Players are invited—not required—to use an additional Deck of Player Safety card if something unexpected came up during play.
The GM closes with: “Session is officially over. You are you again, not your character. We’re here if anyone needs to talk longer.”
This predictable “re-entry” ritual helps prevent emotional whiplash and reduces the likelihood that intense in-game content bleeds into the rest of a player’s week.
These align with Junger’s (2016) observation that modern Veterans and first responders often feel safest when surrounded by others who “get it” and who engage in shared, meaningful ritual.
Conclusion
Pre- and post-game check-ins, paired with the Deck of Player Safety, are simple, repeatable rituals that transform a recreational TTRPG session into a powerful container for connection and healing. They require almost no extra time, yet they deliver the tribal cohesion that so many Veterans, First Responders, and Healthcare Professionals lost when they left their units or shifts.
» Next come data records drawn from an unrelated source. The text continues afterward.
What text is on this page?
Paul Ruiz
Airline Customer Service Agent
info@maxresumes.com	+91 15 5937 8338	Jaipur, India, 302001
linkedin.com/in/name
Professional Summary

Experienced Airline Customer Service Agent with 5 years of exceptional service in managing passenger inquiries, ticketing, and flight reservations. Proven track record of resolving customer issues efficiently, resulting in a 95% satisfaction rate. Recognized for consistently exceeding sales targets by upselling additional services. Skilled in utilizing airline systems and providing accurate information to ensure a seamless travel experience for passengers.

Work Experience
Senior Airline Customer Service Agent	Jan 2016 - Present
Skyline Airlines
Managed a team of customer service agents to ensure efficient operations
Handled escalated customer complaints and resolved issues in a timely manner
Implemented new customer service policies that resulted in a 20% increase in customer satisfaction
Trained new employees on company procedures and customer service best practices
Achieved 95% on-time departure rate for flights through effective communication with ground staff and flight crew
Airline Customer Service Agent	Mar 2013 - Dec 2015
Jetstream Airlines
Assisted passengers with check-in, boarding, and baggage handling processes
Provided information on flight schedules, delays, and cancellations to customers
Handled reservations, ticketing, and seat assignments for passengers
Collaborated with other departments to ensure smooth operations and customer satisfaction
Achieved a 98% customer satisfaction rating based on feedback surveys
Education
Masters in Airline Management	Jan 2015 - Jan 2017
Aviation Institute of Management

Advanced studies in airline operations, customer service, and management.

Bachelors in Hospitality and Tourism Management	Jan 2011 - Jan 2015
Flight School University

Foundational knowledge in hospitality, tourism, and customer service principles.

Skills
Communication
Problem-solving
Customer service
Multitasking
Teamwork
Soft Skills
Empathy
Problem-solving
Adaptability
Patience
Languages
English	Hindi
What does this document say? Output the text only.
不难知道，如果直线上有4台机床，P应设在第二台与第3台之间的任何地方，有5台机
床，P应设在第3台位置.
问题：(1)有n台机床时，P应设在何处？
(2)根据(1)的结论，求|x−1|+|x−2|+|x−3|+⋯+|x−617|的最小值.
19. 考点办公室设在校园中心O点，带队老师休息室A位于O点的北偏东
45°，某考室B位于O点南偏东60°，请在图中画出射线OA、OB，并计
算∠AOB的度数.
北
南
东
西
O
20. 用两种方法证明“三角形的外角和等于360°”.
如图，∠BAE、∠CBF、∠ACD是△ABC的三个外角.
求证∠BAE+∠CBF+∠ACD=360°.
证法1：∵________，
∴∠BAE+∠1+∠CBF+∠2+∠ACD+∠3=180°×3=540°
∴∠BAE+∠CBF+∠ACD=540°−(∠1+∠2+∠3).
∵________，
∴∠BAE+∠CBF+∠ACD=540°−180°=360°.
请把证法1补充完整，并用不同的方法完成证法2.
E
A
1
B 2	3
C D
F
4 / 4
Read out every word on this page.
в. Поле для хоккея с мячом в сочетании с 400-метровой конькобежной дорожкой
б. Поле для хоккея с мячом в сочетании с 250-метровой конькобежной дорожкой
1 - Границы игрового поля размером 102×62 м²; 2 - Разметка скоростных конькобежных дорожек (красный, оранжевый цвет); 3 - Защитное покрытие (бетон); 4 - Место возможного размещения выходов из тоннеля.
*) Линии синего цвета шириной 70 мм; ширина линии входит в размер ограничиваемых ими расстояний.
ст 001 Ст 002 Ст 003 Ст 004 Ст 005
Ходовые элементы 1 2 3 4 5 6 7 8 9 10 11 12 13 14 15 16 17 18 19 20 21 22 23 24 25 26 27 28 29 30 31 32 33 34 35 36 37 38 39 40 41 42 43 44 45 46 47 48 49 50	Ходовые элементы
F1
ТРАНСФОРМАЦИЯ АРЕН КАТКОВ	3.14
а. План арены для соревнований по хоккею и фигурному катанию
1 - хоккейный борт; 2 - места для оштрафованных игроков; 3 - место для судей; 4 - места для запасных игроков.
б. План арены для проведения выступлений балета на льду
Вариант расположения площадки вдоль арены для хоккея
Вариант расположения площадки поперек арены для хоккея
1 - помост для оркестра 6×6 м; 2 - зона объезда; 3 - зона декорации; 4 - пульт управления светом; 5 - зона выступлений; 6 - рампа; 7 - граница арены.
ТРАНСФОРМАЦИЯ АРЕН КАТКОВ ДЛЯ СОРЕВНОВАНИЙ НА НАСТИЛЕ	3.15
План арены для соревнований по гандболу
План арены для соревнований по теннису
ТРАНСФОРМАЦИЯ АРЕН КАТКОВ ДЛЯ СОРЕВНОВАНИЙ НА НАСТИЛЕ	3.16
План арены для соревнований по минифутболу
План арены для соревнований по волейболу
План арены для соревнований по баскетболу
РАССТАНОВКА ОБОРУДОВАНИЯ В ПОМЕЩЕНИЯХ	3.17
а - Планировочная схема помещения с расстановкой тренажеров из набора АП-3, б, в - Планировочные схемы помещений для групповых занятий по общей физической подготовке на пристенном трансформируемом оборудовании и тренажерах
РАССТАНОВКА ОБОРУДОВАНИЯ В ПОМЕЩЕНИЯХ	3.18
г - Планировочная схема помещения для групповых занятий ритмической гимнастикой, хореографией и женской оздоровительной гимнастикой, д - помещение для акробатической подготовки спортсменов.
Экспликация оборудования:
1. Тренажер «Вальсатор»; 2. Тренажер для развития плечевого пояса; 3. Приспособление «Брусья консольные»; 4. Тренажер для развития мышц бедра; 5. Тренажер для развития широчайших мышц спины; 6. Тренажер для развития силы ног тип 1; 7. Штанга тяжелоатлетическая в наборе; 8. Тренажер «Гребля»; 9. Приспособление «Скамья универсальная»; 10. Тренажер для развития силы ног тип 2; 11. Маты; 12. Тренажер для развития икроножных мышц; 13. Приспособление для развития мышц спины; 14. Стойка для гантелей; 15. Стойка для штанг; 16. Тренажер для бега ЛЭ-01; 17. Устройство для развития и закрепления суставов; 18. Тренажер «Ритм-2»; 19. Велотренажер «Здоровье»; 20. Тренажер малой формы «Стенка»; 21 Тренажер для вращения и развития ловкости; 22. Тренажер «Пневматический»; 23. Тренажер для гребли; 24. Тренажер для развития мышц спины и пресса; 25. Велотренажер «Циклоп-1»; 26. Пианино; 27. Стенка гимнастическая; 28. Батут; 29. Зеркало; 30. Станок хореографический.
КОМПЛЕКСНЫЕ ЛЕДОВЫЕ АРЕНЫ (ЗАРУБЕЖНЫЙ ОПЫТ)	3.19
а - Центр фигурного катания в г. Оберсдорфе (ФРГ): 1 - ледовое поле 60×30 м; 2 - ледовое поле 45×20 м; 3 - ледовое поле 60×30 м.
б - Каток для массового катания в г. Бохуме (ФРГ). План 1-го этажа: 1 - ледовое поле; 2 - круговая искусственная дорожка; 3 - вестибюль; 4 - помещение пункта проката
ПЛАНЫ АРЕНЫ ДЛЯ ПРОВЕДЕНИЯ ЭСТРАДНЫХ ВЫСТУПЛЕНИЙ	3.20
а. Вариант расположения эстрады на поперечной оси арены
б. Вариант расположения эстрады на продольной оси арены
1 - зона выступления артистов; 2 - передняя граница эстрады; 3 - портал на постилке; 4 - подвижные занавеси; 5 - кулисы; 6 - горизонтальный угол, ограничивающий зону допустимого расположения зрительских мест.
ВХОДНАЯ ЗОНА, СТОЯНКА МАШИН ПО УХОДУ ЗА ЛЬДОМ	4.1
If you are a Veteran, First Responder, or Healthcare Professional looking for a community that begins and ends with emotional safety, come try a session with Roll2Heal.
You can join our supportive Discord community here: https://discord.gg/q7HAsxb4Rt
References
Junger, S. (2016). Tribe: On homecoming and belonging. Twelve.
Luxton, J. (2021). Deck of player safety [Card deck]. Self-published.